How we use pyrosequencing to detect azole resistance genes in Aspergillus fumigatus
- Pyrosequencing in practice in Journal of Antimicrobial Chemotherapy: Novak-Frazer et al (2020) Deciphering Aspergillus fumigatus cyp51A-mediated triazole resistance by pyrosequencing of respiratory specimens
- Read about the concept in Journal of Fungi: van der Torre et al (2020) Detecting Azole-Antifungal Resistance in Aspergillus fumigatus by Pyrosequencing
Susceptibility testing can substantially improve mortality rates from serious fungal infections such as invasive aspergillosis (IA), and this is likely to become more important as antifungal resistance rates continue to rise. However, many settings do not order this testing routinely.
Azole resistance is also a problem for patients with chronic pulmonary aspergillosis (CPA) as resistance to first-line treatments (itraconazole/voriconazole) may develop in as little as 4 months.

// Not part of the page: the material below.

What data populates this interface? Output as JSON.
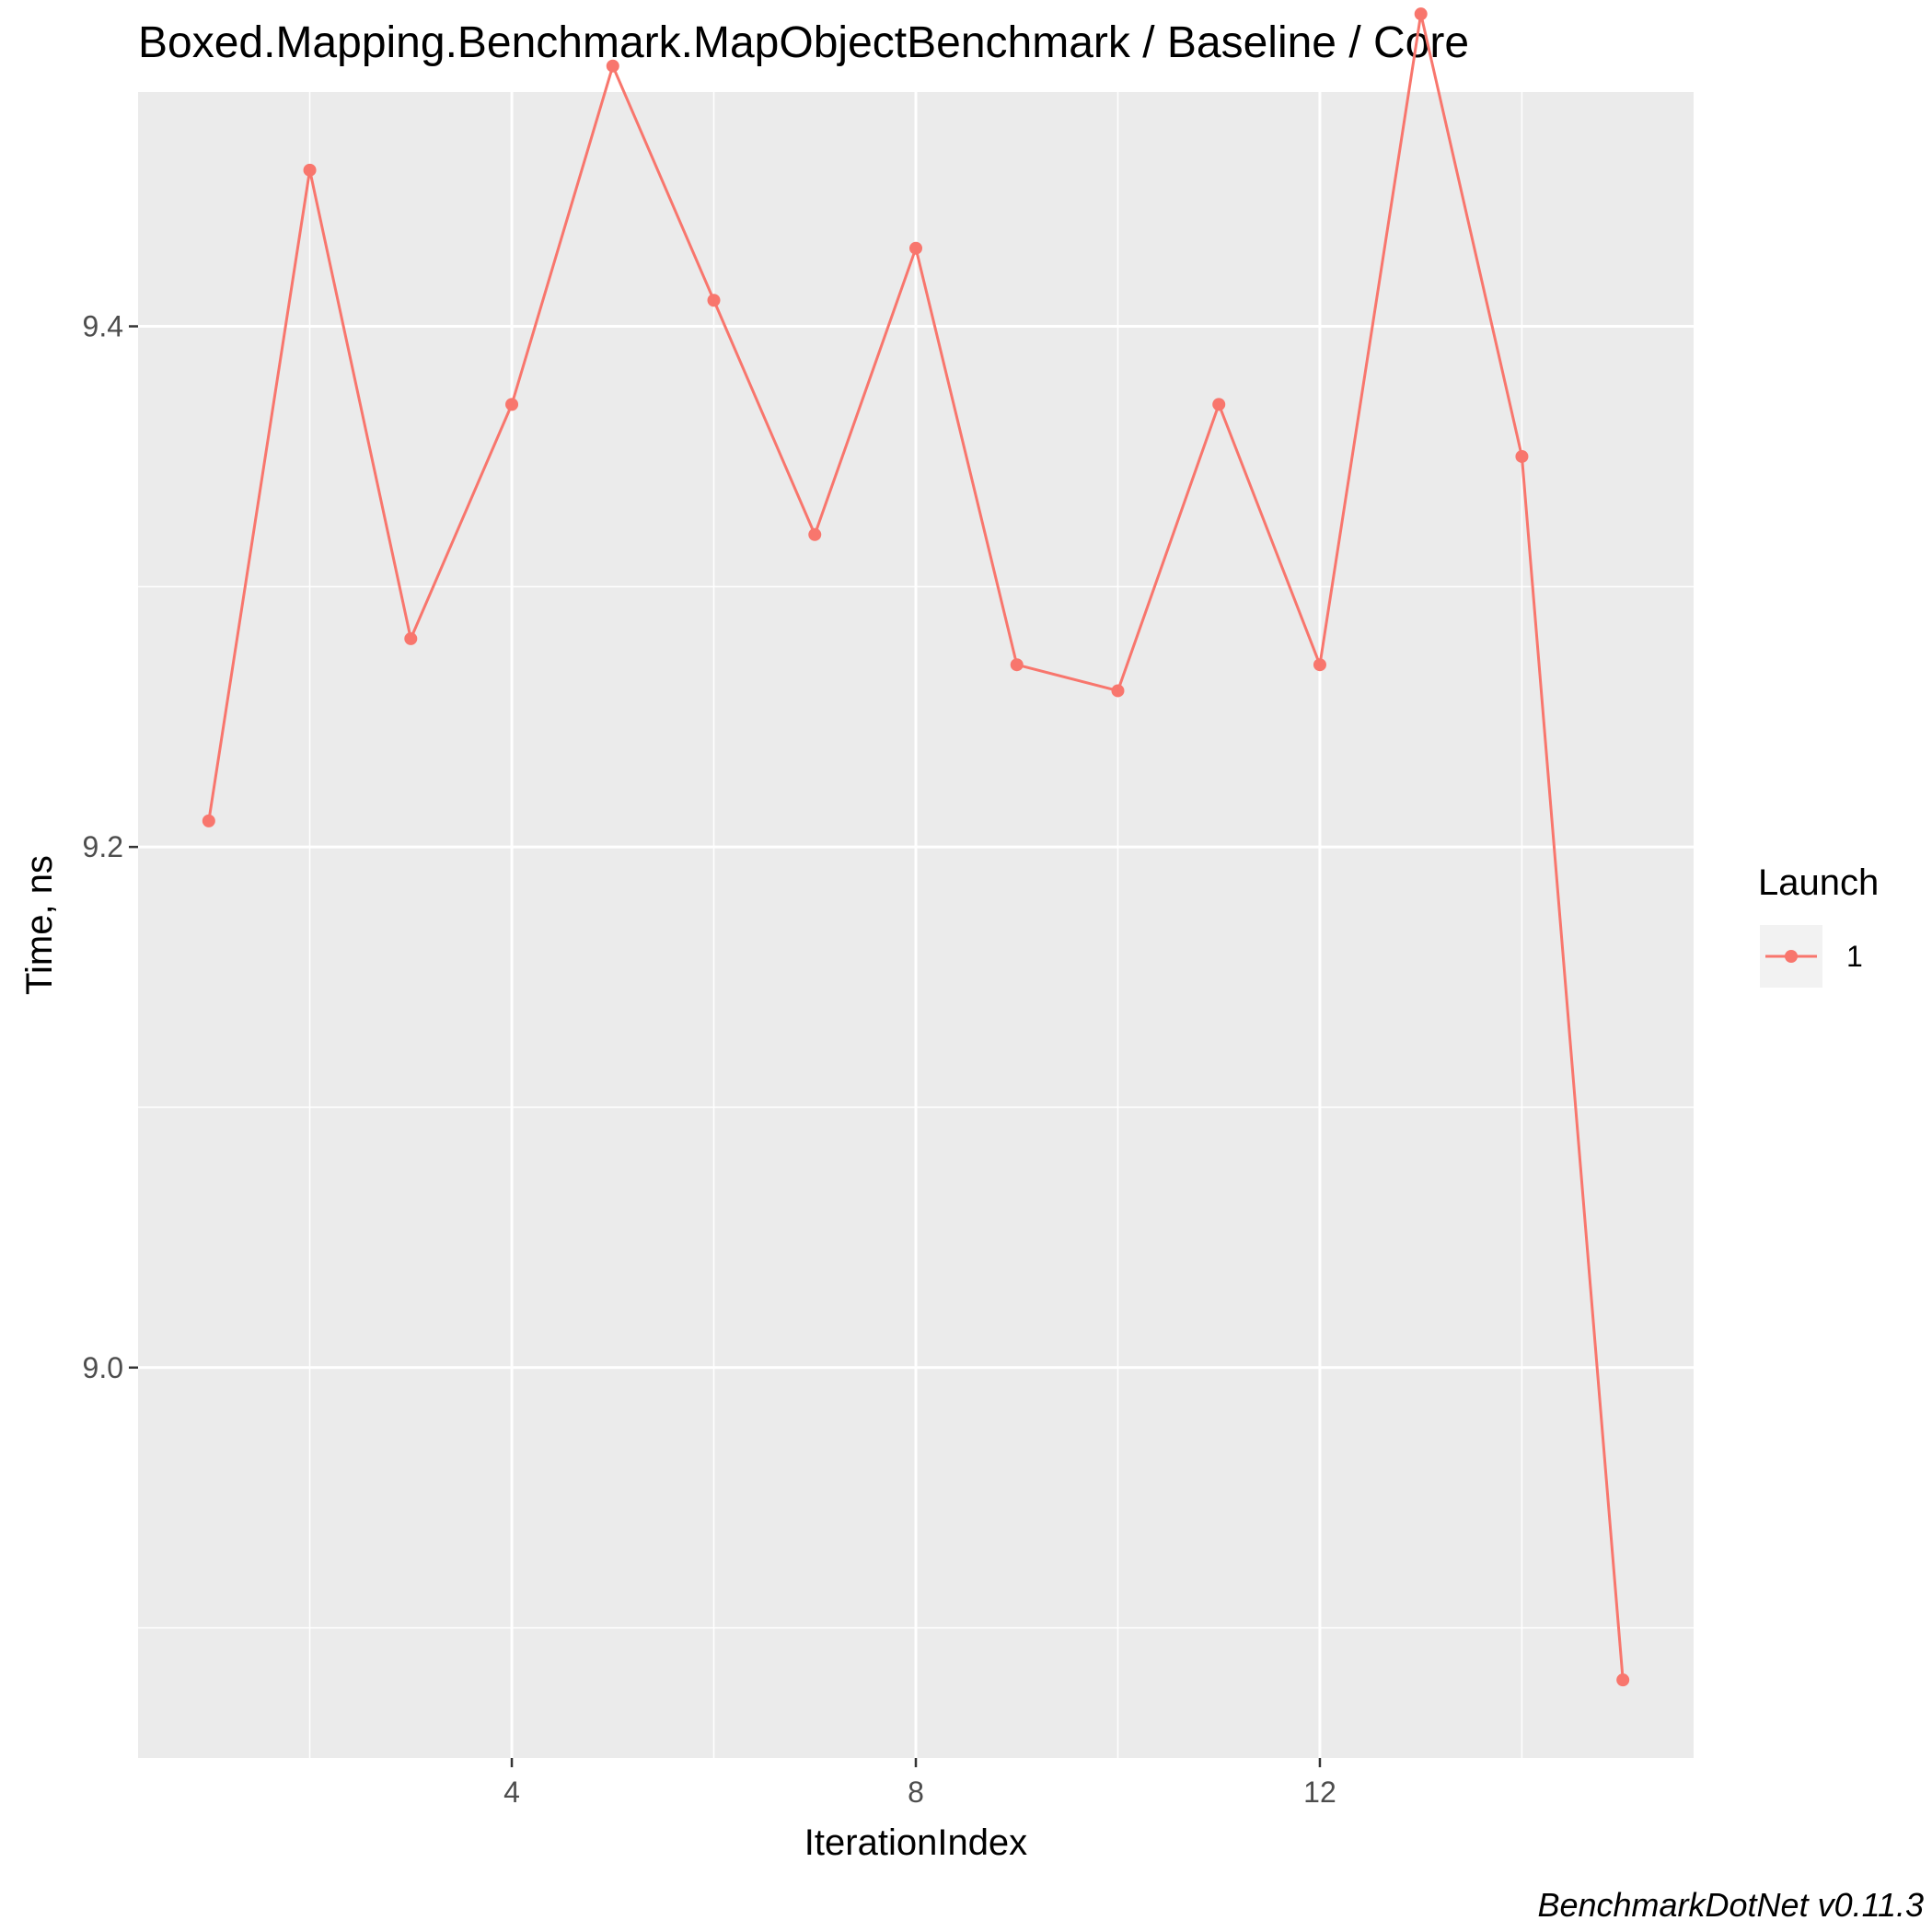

Conventional susceptibility testing methods (e.g. microdilution) are performed on cultures grown from patient samples on specialist agar media, but in more than half of cases the broncheolar lavage (BAL) samples are culture negative. Therefore, we developed an in-house pyrosequencing method that detects cyp51 azole-resistance alleles directly from respiratory samples.
The technical bit: cyp51 gene sequences are amplified by PCR and purified using biotinylated primers. Pyrosequencing produces 150-bp reads that are compared against a reference genome.
Our test has a faster turnaround time (14h process) than culture-based methods and covers a wider range of mutations than PCR-based methods . It has a similar limit of detection to existing RT-PCR assays and it can be used on samples where several different strains of fungi are present.
While we currently offer the test for Aspergillus fumigatus only, the method could be adapted for other fungi and genes of interest.